Et maintenant, elle devait s’occuper de l’aberration.
Comme elle disait, à présent. Ce mot réussissait à exprimer le mélange d’incompréhension et de dégoût qu’elle éprouvait chaque fois qu’elle s’obligeait à y penser. L’aberration, c’était ce qui se passait dans la tête de Khouri. Et maintenant qu’elle était immergée dans le paysage mental abstrait de la zone de combat, l’aberration s’étendait nécessairement au poste de tir lui-même, et par extension à Volyova, puisque c’était elle qui l’avait construit. Elle monitorait la situation au plus près, grâce aux relevés neuraux qui s’affichaient sur son bracelet. Aucun doute, une tempête faisait rage sous le crâne de cette femme. Une tempête qui étendait ses radicelles vacillantes, troublées, dans la zone de combat.
Volyova le savait, tout cela devait être lié. Il y avait un problème au poste de tir, depuis le début : la folie de Nagorny, l’histoire du Voleur de Soleil, et plus récemment l’auto-activation de l’arme secrète. La tempête psychique – l’aberration – dont la tête de Khouri était le théâtre rentrait aussi, d’une façon ou d’une autre, dans la problématique. Et la certitude qu’il y avait une solution, ou tout au moins une réponse – une image unificatrice qui expliquerait tout –, n’était pas pour l’aider.

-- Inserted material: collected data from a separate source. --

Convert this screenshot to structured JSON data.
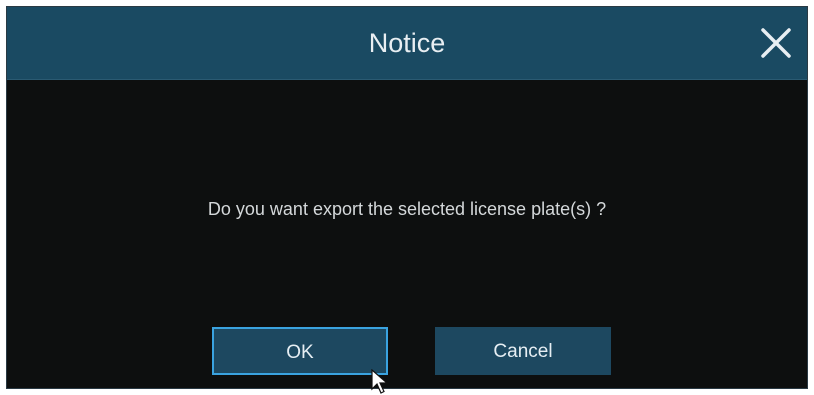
{
  "dialog": {
    "title": "Notice",
    "message": "Do you want export the selected license plate(s) ?",
    "ok_label": "OK",
    "cancel_label": "Cancel",
    "close_icon": "close-icon"
  },
  "colors": {
    "titlebar": "#1a4a62",
    "body": "#0d0f0f",
    "button": "#1d4860",
    "focus_border": "#3aa3e0",
    "text": "#e8eef2"
  }
}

Le plus ennuyeux était peut-être que, même en un moment pareil, une partie de son esprit se préoccupait de la question au lieu de se consacrer entièrement au problème plus pressant qui se posait à elle. Volyova avait l’impression que son cerveau était une salle de classe grouillante d’élèves précoces : individuellement brillants et capables d’aperçus fracassants – pourvu qu’ils veuillent bien unir leurs efforts. Mais certains de ces élèves étaient dissipés ; ils regardaient par la fenêtre en rêvassant, ignorant ses incitations à se concentrer sur le présent, parce qu’ils trouvaient leurs propres obsessions plus intéressantes, intellectuellement, que le programme fastidieux qu’elle s’acharnait à leur imposer.

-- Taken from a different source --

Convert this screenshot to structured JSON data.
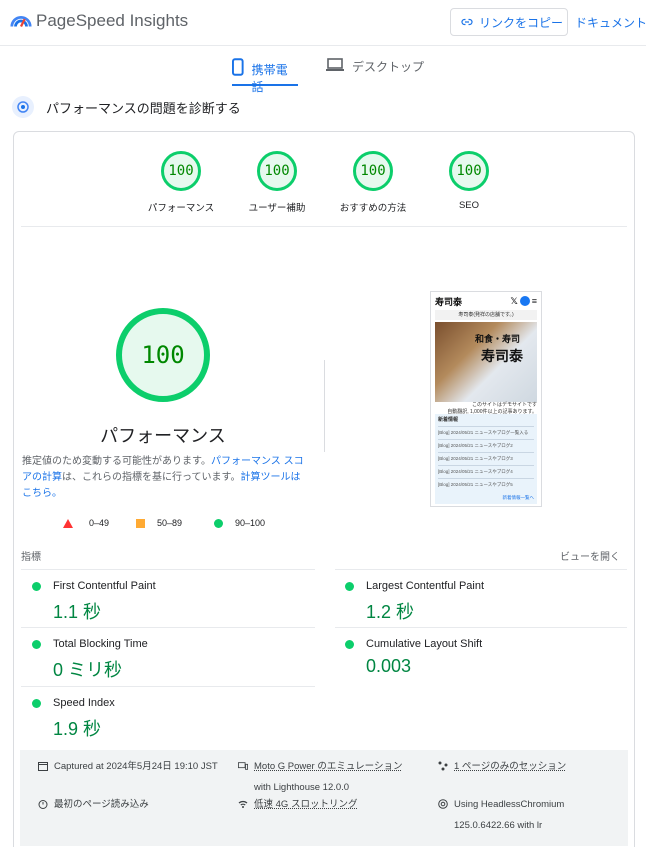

Une pensée s’imposa à elle ; un souvenir. Il concernait une série de barrières de sécurité qu’elle avait installées à bord, il y avait quarante ans, temps de bord. Dans son esprit, il s’agissait de mesures extrêmes en cas d’invasion par des virus subversifs. Il ne lui était pas venu à l’esprit qu’elle pourrait en avoir vraiment besoin un jour, et sûrement pas dans de telles circonstances.